Faster Path Canonicalization in Rust
I recently spent some time optimizing a recursive path traversal routine written in Rust, and noticed something strange:
Evidently calling std::fs::canonicalize
is very expensive!
Now, this may well be file system-specific — my system uses BTRFS — but still, a 4.5x performance penalty isn't great. Haha.
The application needs to know where paths actually are, so it can't not canonicalize them, but maybe there's a better way?

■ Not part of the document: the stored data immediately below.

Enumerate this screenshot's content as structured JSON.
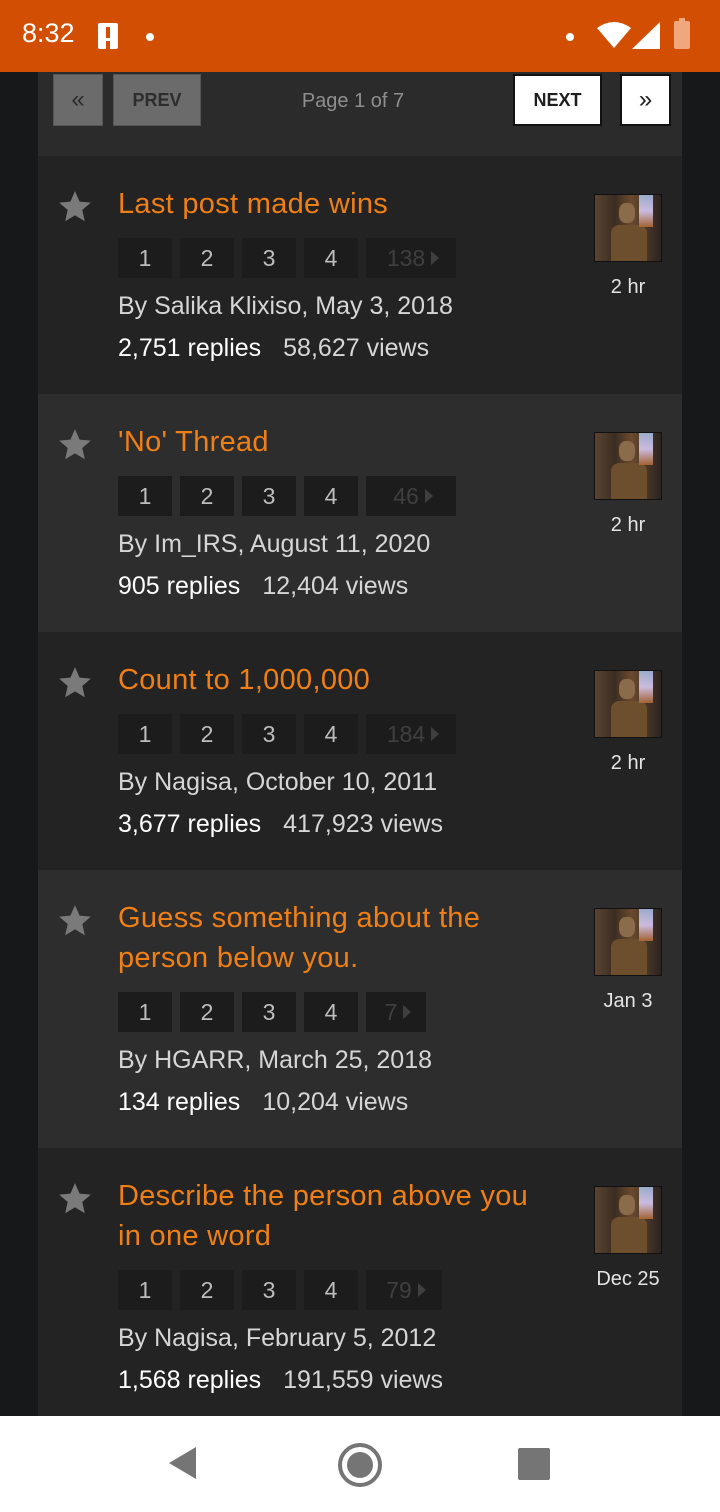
{
  "status_bar": {
    "time": "8:32"
  },
  "pager": {
    "first_icon": "«",
    "prev_label": "PREV",
    "page_info": "Page 1 of 7",
    "next_label": "NEXT",
    "last_icon": "»"
  },
  "topics": [
    {
      "title": "Last post made wins",
      "pages": [
        "1",
        "2",
        "3",
        "4"
      ],
      "last_page": "138",
      "author_line": "By Salika Klixiso, May 3, 2018",
      "replies": "2,751 replies",
      "views": "58,627 views",
      "time": "2 hr"
    },
    {
      "title": "'No' Thread",
      "pages": [
        "1",
        "2",
        "3",
        "4"
      ],
      "last_page": "46",
      "author_line": "By Im_IRS, August 11, 2020",
      "replies": "905 replies",
      "views": "12,404 views",
      "time": "2 hr"
    },
    {
      "title": "Count to 1,000,000",
      "pages": [
        "1",
        "2",
        "3",
        "4"
      ],
      "last_page": "184",
      "author_line": "By Nagisa, October 10, 2011",
      "replies": "3,677 replies",
      "views": "417,923 views",
      "time": "2 hr"
    },
    {
      "title": "Guess something about the person below you.",
      "pages": [
        "1",
        "2",
        "3",
        "4"
      ],
      "last_page": "7",
      "author_line": "By HGARR, March 25, 2018",
      "replies": "134 replies",
      "views": "10,204 views",
      "time": "Jan 3"
    },
    {
      "title": "Describe the person above you in one word",
      "pages": [
        "1",
        "2",
        "3",
        "4"
      ],
      "last_page": "79",
      "author_line": "By Nagisa, February 5, 2012",
      "replies": "1,568 replies",
      "views": "191,559 views",
      "time": "Dec 25"
    }
  ],
  "colors": {
    "accent": "#d24e03",
    "title": "#f07f15"
  }
}
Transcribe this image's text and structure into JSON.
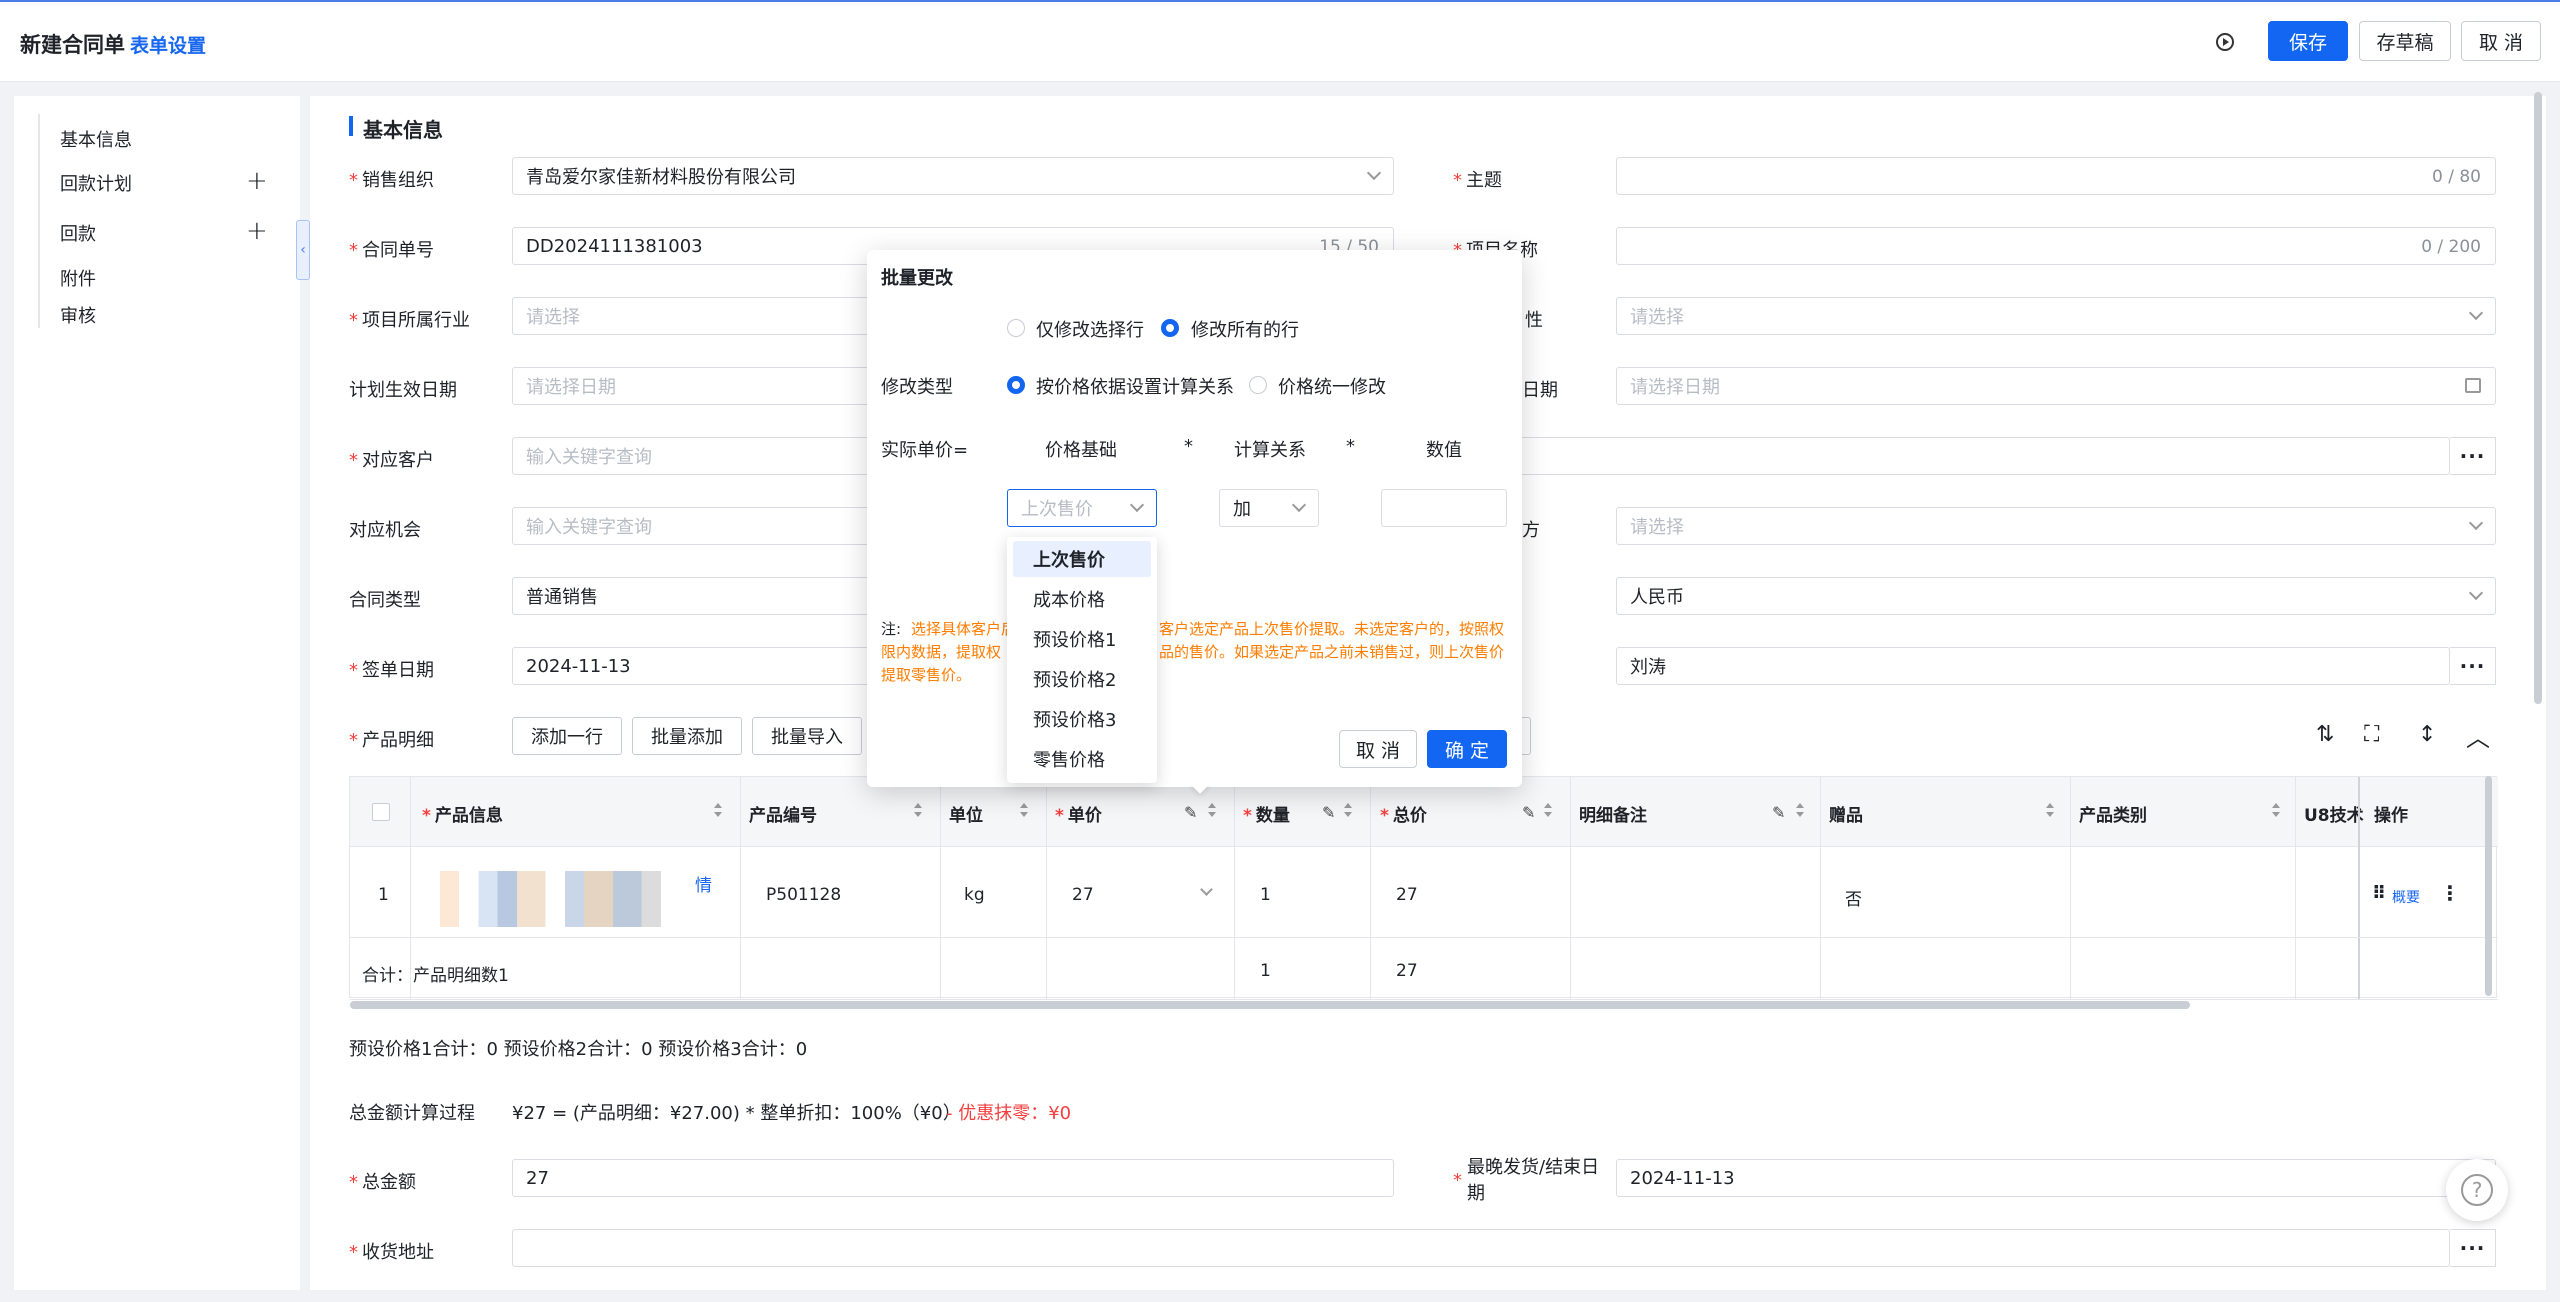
{
  "header": {
    "title": "新建合同单",
    "form_settings": "表单设置",
    "save": "保存",
    "draft": "存草稿",
    "cancel": "取 消"
  },
  "sidebar": {
    "items": [
      {
        "label": "基本信息"
      },
      {
        "label": "回款计划",
        "plus": "+"
      },
      {
        "label": "回款",
        "plus": "+"
      },
      {
        "label": "附件"
      },
      {
        "label": "审核"
      }
    ],
    "collapse_icon": "‹"
  },
  "section": {
    "title": "基本信息"
  },
  "form": {
    "sales_org": {
      "label": "销售组织",
      "value": "青岛爱尔家佳新材料股份有限公司"
    },
    "subject": {
      "label": "主题",
      "count": "0 / 80"
    },
    "contract_no": {
      "label": "合同单号",
      "value": "DD2024111381003",
      "count": "15 / 50"
    },
    "project_name": {
      "label": "项目名称",
      "count": "0 / 200"
    },
    "industry": {
      "label": "项目所属行业",
      "placeholder": "请选择"
    },
    "right3": {
      "label": "性",
      "placeholder": "请选择"
    },
    "effective_date": {
      "label": "计划生效日期",
      "placeholder": "请选择日期"
    },
    "right4": {
      "label": "日期",
      "placeholder": "请选择日期"
    },
    "customer": {
      "label": "对应客户",
      "placeholder": "输入关键字查询"
    },
    "opportunity": {
      "label": "对应机会",
      "placeholder": "输入关键字查询"
    },
    "right6": {
      "label": "方",
      "placeholder": "请选择"
    },
    "contract_type": {
      "label": "合同类型",
      "value": "普通销售"
    },
    "currency": {
      "value": "人民币"
    },
    "sign_date": {
      "label": "签单日期",
      "value": "2024-11-13"
    },
    "owner": {
      "value": "刘涛"
    },
    "product_detail": {
      "label": "产品明细",
      "add_row": "添加一行",
      "batch_add": "批量添加",
      "batch_import": "批量导入"
    },
    "total_amount": {
      "label": "总金额",
      "value": "27"
    },
    "latest_ship": {
      "label": "最晚发货/结束日期",
      "value": "2024-11-13"
    },
    "address": {
      "label": "收货地址"
    }
  },
  "table": {
    "headers": [
      "产品信息",
      "产品编号",
      "单位",
      "单价",
      "数量",
      "总价",
      "明细备注",
      "赠品",
      "产品类别",
      "U8技术",
      "操作"
    ],
    "row": {
      "index": "1",
      "info_link": "情",
      "code": "P501128",
      "unit": "kg",
      "price": "27",
      "qty": "1",
      "total": "27",
      "gift": "否",
      "overview": "概要"
    },
    "sum": {
      "label": "合计：产品明细数1",
      "qty": "1",
      "total": "27"
    }
  },
  "summary": {
    "preset_totals": "预设价格1合计：0  预设价格2合计：0  预设价格3合计：0",
    "calc_label": "总金额计算过程",
    "calc_value": "¥27 =  (产品明细：¥27.00)  * 整单折扣：100%（¥0）",
    "calc_discount": "- 优惠抹零：¥0"
  },
  "modal": {
    "title": "批量更改",
    "scope_selected": "仅修改选择行",
    "scope_all": "修改所有的行",
    "type_label": "修改类型",
    "type_rule": "按价格依据设置计算关系",
    "type_unified": "价格统一修改",
    "actual_price": "实际单价=",
    "col_base": "价格基础",
    "star": "*",
    "col_relation": "计算关系",
    "col_value": "数值",
    "base_placeholder": "上次售价",
    "relation_value": "加",
    "note_prefix": "注:",
    "note_line1": "选择具体客户后",
    "note_line1b": "客户选定产品上次售价提取。未选定客户的，按照权",
    "note_line2": "限内数据，提取权",
    "note_line2b": "品的售价。如果选定产品之前未销售过，则上次售价",
    "note_line3": "提取零售价。",
    "cancel": "取 消",
    "ok": "确 定"
  },
  "dropdown": {
    "options": [
      "上次售价",
      "成本价格",
      "预设价格1",
      "预设价格2",
      "预设价格3",
      "零售价格"
    ],
    "selected": "上次售价"
  },
  "colors": {
    "primary": "#1266f1",
    "required": "#f53f3f",
    "note": "#ff7d00"
  }
}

Conditional Canonicalization
Rust must intuitively understand that canonicalization is expensive, because its std::fs::ReadDir
iterators build paths naively.
// Relative seed directory produces relative DirEntry paths:
let set1 = std::fs::read_dir("./dir").unwrap();
let path1 = set1.next().map(|p| p.path()); // ./dir/file1
let set1 = std::fs::read_dir("/absolute/dir").unwrap();
let path1 = set1.next().map(|p| p.path()); // /absolute/dir/file1
With that in mind, so long as the seed directory is properly canonicalized, all of the non-symlink child paths it produces will also be canonicalized.
Which brings us to…
Smarter Path Resolving
Here is what we ended up with:
/// # Resolve Path
///
/// This will take an arbitrary path and canonicalize it if it needs
/// canonicalizing. For `trusted` paths — paths with a known canonical parent —
/// this is only done for symlinks. For untrusted or unknown paths, this is
/// always done.
///
/// The method also returns a unique `u128` made up of the path's device and
/// inode, which can be stored (in e.g. a `HashSet`) and checked during
/// traversal to prevent crawling the same path over and over again.
///
/// And it returns a `bool` signifying whether or not the path is a directory,
/// since recursion will require that knowledge anyway. Might as well grab it
/// while the metadata is fresh!
///
/// Like [`std::fs::canonicalize`], this will fail in cases where the path
/// ain't real, except as an `Option` rather than a `Result` for friendlier
/// `filter_map()` integration.
pub fn resolve_path(path: PathBuf, trusted: bool) -> Option<(u128, bool, PathBuf)> {
use std::os::unix::fs::MetadataExt;
// Pull the basic meta.
let meta = std::fs::metadata(&path).ok()?;
let hash: u128 = unsafe { *([meta.dev(), meta.ino()].as_ptr().cast::<u128>()) };
let dir: bool = meta.is_dir();
// Handle "trusted" paths.
if trusted {
let meta = std::fs::symlink_metadata(&path).ok()?;
if ! meta.file_type().is_symlink() {
return Some((hash, dir, path));
}
}
// Fallback to full canonicalization.
let path = std::fs::canonicalize(path).ok()?;
Some((hash, dir, path))
}
Plugging this in, the timings were much more acceptable:
Isn't it nice when everything works out?